手先が器用っていうのは本当なんだな。これなら美容師もいけるんじゃないか……?
「お前ってほんとすごいなぁ。なんでもできるしイケメンだし、ほんとに俺なんかが彼氏でいいの?」
「夏樹さんがいいです」
「……あぁそう? ありがと」
ごめん言わせた。したたかおじさんが発動中らしい。
「……ふぁ……気持ちー……」
「……そんな声出さないでください」
「……んぇ?」
なんか背中に当たってるんだけど。

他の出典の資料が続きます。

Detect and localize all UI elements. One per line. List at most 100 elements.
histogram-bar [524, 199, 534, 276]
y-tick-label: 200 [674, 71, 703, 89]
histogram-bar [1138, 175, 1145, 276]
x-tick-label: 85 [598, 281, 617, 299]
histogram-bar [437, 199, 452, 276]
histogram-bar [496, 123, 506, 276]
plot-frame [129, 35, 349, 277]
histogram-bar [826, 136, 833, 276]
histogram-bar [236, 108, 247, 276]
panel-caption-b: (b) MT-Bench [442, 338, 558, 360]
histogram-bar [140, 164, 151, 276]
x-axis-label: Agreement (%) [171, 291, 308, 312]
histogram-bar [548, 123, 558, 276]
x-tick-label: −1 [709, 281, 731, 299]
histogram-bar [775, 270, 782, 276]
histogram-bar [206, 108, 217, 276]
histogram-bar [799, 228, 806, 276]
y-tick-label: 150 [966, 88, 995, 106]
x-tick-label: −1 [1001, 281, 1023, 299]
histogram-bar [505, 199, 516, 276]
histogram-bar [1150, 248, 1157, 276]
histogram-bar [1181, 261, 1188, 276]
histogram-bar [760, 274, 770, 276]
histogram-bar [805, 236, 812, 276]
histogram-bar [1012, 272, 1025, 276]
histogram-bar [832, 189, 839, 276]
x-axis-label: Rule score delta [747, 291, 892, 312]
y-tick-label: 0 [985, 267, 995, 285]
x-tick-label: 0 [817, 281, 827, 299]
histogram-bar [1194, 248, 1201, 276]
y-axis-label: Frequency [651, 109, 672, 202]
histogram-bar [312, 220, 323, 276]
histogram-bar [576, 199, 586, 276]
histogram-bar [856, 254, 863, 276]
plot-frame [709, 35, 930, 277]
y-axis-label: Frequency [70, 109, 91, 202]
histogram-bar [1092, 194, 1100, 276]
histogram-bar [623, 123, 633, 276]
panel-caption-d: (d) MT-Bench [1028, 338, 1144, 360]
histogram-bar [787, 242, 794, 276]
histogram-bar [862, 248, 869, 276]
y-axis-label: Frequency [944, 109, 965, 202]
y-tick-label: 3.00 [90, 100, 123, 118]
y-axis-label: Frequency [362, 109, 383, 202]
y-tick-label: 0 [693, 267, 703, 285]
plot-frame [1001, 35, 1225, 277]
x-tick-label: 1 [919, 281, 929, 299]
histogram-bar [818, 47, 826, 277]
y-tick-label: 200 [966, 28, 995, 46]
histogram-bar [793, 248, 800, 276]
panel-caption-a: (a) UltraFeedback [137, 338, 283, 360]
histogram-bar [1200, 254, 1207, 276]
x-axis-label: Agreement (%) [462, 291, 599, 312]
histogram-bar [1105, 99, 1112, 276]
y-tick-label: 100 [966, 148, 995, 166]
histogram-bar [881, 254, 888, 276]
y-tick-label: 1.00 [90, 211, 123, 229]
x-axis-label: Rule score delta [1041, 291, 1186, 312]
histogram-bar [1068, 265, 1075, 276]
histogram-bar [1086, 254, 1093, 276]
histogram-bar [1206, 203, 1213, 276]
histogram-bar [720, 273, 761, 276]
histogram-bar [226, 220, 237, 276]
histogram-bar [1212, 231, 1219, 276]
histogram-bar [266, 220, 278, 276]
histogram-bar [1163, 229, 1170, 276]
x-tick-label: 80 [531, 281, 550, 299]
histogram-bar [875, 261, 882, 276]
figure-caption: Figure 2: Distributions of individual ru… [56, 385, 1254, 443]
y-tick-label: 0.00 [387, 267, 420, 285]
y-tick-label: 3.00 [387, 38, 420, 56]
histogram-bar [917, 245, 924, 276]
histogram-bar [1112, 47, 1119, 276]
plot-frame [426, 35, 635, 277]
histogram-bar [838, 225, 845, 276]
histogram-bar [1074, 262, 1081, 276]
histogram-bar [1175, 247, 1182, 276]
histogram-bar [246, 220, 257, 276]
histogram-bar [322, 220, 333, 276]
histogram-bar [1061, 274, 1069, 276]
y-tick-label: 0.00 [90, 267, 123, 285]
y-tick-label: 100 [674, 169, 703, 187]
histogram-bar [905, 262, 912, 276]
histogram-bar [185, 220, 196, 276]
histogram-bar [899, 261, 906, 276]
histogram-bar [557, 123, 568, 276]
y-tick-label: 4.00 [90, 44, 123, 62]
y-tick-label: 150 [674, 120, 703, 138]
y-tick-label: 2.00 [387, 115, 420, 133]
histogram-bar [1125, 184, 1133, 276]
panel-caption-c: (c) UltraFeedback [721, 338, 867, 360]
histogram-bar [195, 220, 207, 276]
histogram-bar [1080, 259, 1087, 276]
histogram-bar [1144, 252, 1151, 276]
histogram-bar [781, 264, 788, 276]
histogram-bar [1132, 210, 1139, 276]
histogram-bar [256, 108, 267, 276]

でっかくて硬ったいのが。
「お前こそサイズがえぐいよ」
「……すみません」
「さっきフェラしたときも思ったんだけどさ……マジでそんなのが入ってたの? 俺の中に」
「……煽ってますか?」
「バレた?」
はぁもう無理。だいたい我慢するのは苦手なんだよ俺は……。
「……ンっ……」
キスが気持ちいい。なんだか冬馬にされることがぜんぶ気持ちいい。どうしちゃったんだ俺……。
「それ以上煽らないでください」
「ゾーンに入っちゃう?」
「それは……気をつけます」
「……そっかぁ。見てみたいけどね」
「……え?」
「マジメな冬馬クンがゾーンに入るとどうなっちゃうのか……すっごい気になる」
さすがに煽りすぎか? でもこれから長く付き合っていくことを考えると、こいつの振り幅も知っておく必要があるよな……とか言いつつ、ただのエロ心だけど。
「お湯につかりましょう」
「……うん」
逆に冷静になったか……?
「……っぁ、待って」
「何ですか?」
「……耳はっ……やめてほしい……」
背中がゾワゾワする。もしかして俺って耳が弱いの? 十年もAV男優やってて気づかないとかヤバいな俺……。
「夏樹さんの耳ってエロいですよね」
「……っ……お前そればっか……」
「だってエロくないところが見つからないんです……ここに刺さってるピアスになりたい」
「んァっ……!」
まーたヤバいこと言ってんな。残念ながらもうツッコミは入れられそうにないけど……。